"El anaquel va a estar lleno de sellos. El punto más serio es que deja en un grado de indefensión al consumidor. Todos van a tener sellos a pesar de ser fuentes de nutrientes y vitaminas", declaró Zabludovsky.
Con el etiquetado frontal se anula la información por proporción de cada producto, y para el organismo esto significa que se pierda información relevante que es de utilidad para grupos vulnerables como los diabéticos.
Zabludovsky añadió que las empresas del sector han realizado esfuerzos para atender la normativa y colocar las etiquetas frontales en un lapso de transición corto, los cuales han resultado los seis meses más complicados debido a la pandemia.

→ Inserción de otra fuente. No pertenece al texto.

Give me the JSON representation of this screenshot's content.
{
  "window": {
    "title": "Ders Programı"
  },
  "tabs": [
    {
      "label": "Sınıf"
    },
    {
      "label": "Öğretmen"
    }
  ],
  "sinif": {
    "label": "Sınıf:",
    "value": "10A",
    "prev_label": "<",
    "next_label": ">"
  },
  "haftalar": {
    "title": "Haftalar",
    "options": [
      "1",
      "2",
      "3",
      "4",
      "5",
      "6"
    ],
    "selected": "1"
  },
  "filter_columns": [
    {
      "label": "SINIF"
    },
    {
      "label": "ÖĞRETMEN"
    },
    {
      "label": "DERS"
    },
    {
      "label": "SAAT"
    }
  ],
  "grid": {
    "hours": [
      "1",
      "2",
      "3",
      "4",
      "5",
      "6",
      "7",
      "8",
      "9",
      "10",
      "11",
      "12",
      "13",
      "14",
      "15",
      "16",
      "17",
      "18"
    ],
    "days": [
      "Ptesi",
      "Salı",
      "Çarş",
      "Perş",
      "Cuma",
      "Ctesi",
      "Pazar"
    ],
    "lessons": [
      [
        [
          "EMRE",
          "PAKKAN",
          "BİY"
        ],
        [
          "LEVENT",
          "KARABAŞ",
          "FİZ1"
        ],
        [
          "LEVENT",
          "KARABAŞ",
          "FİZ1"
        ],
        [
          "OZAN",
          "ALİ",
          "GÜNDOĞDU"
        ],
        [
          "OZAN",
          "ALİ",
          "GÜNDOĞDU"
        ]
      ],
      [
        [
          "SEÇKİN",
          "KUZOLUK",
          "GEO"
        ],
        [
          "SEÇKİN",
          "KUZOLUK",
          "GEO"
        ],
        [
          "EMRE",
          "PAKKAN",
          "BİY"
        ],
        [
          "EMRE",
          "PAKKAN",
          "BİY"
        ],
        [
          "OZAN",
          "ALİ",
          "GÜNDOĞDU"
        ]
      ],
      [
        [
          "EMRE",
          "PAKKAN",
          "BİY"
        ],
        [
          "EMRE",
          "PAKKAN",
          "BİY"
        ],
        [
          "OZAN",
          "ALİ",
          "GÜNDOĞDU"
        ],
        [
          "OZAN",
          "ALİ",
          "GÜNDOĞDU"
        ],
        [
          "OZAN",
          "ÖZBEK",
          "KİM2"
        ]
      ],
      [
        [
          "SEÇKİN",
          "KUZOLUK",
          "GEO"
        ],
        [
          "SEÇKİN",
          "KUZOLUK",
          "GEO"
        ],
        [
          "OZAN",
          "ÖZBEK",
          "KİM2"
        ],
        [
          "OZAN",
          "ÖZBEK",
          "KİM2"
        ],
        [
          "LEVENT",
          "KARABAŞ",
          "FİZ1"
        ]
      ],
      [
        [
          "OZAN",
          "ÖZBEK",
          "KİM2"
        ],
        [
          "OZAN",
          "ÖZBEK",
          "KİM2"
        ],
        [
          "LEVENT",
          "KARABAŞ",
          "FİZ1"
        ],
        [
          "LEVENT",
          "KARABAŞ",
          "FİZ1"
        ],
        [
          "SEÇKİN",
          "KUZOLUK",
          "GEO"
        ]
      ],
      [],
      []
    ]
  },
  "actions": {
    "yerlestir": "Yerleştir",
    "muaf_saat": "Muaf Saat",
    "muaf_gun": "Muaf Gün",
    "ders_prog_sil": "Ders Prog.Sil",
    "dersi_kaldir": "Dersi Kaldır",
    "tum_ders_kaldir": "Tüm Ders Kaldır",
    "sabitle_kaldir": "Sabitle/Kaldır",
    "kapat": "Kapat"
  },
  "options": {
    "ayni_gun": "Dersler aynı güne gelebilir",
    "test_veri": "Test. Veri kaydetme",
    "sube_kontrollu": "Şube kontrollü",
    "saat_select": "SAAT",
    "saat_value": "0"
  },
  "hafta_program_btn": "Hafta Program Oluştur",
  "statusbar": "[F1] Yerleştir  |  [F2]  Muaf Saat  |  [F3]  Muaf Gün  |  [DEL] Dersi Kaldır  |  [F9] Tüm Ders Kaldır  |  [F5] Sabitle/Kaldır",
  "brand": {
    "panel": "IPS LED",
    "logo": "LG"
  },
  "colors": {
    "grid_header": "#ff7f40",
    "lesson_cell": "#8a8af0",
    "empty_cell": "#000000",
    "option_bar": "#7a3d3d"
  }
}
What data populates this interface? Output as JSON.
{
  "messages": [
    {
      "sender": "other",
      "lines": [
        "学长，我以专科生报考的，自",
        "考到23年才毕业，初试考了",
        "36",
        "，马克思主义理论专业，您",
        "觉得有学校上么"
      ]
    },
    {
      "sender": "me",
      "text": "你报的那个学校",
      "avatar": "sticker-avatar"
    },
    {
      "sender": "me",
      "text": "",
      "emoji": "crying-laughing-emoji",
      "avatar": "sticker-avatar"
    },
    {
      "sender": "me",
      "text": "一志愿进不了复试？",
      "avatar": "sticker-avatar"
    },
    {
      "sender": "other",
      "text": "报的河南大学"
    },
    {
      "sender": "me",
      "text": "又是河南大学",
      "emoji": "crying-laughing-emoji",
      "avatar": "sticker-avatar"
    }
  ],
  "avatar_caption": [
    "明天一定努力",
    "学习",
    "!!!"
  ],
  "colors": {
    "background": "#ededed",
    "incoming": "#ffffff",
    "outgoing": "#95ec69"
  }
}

En este sentido, detalló que las compañías productoras de alimentos y bebidas no alcohólicas trabajarán en la reformulación de productos a fin de evitar las etiquetas, como ocurrió con Bimbo, que logró eliminar los octágonos de sus productos más populares.
En tanto, pese a que la ley considera que las mercancías que contienen edulcorantes, ingrediente utilizado para reducir o eliminar el azúcar, tengan una advertencia, Zabludovsky estima que los portafolios de productos light y reducidos en azúcares mantendrán su crecimiento.
"Hay demanda creciente de productos reducidos en azucares, sodio y grasas, el problema de este etiquetado es que da información equivoca a los consumidores con las advertencias", puntualiza.
México, el mayor consumidor de alimentos procesados en América Latina y el cuarto más grande del mundo, ha batallado durante años con altas tasas de diabetes y obesidad, una crisis de salud que se ha visto agravada por el nuevo coronavirus.